Assessing the effectiveness of telephoning positive FOBT patients prior to their colonoscopy on quality of the bowel preparation: a randomized controlled trial
Introduction: A good bowel preparation is critical for a successful high-quality colonoscopy. The consequences of poor bowel preparation include missed lesions and the need for a repeat colonoscopy at additional cost to the health care system. Factors affecting the quality of bowel preparation include patient factors (age, sex, comorbidity, language barrier) and type of bowel preparation.
Aim: We conducted a double blind randomized controlled trial to assess the effectiveness of a dedicated endoscopy nurse telephoning patients 3 days before their colonoscopy on the quality of bowel preparation assessed using the Boston Bowel Prep Score (BBPS).
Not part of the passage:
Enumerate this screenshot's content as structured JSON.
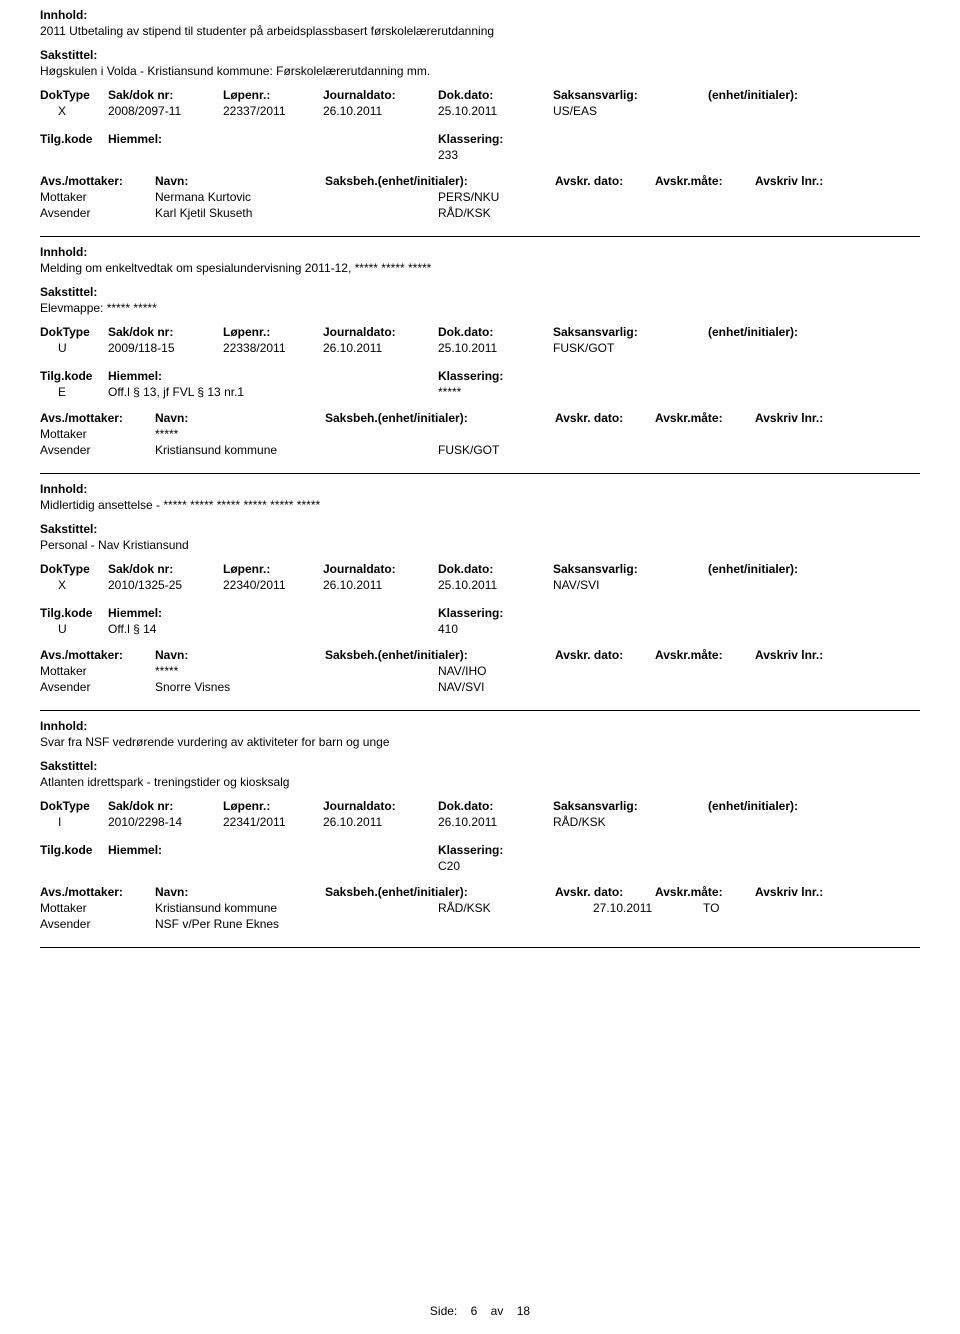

Secondary measures included patient satisfaction and the type of frequently asked questions during the intervention.
Methods: Participants were prospectively recruited from gastroenterology outpatient clinics based on positive FOBT test results. After obtaining written informed consent, participants were stratified by sex and randomized into 1:1 intervention or control cohorts. A calibration training session on the use of BBPS with all proceduralists took place prior to the study in order to standardize scoring. Inadequate bowel preparation requiring a repeat colonoscopy is indicated by any BBPS sub-score ≤1 out of 3 or a total score ≤ 5 out of 9. Basic demographic details, previous colonoscopy experience, language background, assistance at home, endoscopy location, and timing of the endoscopy session were recorded. The result was analyzed descriptively. The study was approved by the relevant Human Research Ethics Committee and funded by the NSW Cancer Institute.
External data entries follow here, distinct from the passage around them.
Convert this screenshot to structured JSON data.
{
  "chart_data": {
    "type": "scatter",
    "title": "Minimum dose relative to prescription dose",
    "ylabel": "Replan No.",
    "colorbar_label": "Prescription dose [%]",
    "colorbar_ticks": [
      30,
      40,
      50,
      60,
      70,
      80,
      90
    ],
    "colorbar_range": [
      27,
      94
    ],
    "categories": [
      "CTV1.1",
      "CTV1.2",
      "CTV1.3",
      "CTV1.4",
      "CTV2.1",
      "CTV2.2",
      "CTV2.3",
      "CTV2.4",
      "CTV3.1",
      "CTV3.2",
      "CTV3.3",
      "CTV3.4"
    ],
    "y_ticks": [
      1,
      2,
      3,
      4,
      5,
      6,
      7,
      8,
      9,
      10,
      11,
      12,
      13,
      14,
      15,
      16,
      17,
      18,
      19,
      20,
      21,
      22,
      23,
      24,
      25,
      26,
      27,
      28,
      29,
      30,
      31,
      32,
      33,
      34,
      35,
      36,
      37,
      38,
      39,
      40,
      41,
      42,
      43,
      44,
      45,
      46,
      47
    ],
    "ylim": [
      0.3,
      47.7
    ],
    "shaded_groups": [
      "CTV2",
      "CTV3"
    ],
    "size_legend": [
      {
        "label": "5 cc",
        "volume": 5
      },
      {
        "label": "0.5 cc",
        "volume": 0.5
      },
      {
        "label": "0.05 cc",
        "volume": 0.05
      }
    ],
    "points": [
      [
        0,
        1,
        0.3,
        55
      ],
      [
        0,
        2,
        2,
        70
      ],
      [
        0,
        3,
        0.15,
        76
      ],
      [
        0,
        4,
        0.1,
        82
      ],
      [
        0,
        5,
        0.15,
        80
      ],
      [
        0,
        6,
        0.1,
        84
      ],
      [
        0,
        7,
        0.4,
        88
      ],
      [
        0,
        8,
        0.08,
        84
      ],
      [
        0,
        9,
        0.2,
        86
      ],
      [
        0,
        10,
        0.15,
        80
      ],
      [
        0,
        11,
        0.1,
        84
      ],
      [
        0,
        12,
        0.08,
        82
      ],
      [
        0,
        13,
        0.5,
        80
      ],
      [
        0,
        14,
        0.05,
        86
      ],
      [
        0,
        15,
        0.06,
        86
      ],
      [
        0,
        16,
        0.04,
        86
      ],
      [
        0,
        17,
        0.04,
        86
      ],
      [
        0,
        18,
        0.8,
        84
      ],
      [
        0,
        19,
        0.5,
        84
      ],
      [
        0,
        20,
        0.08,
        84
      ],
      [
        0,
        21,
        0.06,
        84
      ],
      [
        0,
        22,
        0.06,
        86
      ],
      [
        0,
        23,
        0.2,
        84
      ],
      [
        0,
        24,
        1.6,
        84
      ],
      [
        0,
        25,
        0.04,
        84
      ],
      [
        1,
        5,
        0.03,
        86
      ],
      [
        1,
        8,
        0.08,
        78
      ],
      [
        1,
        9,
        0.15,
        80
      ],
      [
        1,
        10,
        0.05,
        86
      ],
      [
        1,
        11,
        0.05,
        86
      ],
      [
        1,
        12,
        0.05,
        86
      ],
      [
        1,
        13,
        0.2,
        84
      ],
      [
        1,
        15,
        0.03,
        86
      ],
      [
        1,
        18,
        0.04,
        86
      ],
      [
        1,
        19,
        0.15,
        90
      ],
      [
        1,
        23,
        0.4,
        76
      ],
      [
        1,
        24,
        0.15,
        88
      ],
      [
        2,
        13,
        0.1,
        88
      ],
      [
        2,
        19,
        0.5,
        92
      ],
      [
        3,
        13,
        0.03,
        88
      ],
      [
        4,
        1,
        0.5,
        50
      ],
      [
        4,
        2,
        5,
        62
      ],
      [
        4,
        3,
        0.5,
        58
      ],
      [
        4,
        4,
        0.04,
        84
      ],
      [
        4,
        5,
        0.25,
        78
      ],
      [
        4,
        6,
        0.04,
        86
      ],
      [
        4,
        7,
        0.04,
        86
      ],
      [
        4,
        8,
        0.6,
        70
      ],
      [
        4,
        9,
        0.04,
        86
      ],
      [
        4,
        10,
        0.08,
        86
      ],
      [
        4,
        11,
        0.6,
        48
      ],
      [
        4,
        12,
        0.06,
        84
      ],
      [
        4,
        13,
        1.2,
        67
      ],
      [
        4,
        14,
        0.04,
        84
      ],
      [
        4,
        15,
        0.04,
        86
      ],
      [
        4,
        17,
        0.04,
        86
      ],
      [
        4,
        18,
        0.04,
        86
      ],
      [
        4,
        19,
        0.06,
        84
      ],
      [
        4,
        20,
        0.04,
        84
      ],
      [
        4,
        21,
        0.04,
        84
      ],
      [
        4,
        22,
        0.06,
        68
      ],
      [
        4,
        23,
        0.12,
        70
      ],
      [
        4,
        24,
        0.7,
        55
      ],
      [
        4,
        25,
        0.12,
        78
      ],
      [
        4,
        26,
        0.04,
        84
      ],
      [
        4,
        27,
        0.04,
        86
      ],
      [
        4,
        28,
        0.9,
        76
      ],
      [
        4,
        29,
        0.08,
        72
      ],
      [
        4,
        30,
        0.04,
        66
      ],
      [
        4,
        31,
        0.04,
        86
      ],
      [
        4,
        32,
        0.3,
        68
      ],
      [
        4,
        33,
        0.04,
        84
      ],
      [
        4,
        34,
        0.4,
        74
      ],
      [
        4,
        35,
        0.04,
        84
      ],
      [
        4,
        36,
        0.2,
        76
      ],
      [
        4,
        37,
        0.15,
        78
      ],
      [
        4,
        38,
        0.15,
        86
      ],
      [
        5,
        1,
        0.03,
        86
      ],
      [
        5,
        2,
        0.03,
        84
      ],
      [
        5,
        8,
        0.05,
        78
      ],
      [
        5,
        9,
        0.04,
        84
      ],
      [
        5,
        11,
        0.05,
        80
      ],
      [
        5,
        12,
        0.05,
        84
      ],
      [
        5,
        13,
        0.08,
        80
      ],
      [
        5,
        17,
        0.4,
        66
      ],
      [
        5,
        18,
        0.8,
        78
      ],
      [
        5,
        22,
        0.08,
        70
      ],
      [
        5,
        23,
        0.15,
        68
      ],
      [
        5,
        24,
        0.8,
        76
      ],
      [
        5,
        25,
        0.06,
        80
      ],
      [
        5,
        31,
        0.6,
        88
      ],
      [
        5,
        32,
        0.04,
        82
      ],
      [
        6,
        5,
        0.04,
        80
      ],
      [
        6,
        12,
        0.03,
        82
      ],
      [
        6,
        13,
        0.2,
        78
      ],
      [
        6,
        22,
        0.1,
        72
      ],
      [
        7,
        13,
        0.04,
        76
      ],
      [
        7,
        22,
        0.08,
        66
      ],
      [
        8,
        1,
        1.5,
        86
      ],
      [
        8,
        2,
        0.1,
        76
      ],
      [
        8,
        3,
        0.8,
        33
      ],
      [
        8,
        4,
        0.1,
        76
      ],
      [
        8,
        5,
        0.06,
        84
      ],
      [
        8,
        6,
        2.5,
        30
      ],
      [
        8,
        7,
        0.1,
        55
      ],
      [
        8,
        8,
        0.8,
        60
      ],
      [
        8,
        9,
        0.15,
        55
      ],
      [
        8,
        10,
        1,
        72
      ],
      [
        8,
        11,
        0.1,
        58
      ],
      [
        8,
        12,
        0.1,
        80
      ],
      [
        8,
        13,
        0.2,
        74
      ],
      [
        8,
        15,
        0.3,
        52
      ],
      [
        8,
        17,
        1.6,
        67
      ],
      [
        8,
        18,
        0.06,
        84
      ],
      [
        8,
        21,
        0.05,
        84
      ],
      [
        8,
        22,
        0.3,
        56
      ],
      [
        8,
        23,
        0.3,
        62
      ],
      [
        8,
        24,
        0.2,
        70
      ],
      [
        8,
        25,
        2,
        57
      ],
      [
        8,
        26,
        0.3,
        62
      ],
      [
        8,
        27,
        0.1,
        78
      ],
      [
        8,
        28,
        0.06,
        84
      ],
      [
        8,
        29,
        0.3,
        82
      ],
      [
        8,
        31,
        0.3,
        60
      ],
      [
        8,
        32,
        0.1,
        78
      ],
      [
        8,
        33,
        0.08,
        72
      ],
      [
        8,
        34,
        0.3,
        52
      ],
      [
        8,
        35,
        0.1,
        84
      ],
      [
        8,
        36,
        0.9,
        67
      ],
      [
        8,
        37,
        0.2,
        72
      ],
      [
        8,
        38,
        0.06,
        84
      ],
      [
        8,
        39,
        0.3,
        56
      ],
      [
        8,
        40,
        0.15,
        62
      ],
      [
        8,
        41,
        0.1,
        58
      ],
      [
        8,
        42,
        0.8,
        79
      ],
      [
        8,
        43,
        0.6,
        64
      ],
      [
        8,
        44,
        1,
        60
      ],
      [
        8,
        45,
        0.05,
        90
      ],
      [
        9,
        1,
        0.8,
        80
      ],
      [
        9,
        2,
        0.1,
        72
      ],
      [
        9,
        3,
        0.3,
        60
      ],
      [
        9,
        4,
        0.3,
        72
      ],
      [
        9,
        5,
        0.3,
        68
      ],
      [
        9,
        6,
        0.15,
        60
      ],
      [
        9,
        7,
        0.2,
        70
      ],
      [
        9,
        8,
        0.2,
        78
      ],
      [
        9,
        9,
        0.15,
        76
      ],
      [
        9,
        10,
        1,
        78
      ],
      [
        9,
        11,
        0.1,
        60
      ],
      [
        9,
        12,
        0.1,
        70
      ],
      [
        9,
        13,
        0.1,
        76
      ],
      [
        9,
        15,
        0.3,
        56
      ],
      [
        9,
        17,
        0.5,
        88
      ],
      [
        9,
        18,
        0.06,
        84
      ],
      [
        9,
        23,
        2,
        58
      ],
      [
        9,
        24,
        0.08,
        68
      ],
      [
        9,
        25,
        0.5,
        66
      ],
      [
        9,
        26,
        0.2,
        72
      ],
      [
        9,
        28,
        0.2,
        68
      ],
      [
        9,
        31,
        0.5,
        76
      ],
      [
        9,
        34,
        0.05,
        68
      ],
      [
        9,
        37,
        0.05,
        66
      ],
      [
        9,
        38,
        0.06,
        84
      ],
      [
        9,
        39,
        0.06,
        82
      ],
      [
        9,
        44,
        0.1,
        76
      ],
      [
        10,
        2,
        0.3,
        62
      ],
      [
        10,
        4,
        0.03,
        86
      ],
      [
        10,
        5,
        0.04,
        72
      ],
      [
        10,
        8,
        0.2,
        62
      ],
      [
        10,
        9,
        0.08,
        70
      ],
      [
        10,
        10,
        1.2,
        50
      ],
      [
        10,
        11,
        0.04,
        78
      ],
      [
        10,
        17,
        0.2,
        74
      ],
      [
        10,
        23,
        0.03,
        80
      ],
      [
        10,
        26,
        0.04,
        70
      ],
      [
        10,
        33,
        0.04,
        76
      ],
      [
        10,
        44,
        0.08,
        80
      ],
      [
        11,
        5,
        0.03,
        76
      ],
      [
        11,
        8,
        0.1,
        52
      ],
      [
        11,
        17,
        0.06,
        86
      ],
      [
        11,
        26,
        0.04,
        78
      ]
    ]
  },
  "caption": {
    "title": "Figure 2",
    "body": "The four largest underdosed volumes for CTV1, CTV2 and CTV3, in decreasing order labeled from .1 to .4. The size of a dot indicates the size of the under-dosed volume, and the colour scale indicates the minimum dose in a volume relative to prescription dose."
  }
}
Results: Of 345 eligible patients, 305 were randomized - 141 control and 138 treatment patients who completed the study. Poor bowel preparation requiring a repeat colonoscopy was noted in 9.2% of the control group and 8.7% of the treatment group, a non-significant result (P > 0.05). Interestingly, better bowel preparation was noted in the colonoscopy naïve participants (8.5% v 15.2%) and those in the afternoon session (5.9% vs 11.9%). No statistical significance in bowel preparation quality was found between the variables age, sex, country of birth, language at home, use of interpreter and assistance at home.
Conclusions: Having a dedicated nurse telephoning the participants 3 days prior to their colonoscopy to clarify any bowel preparation questions did not significantly reduce the proportion of positive FOBT patients with inadequate preparation.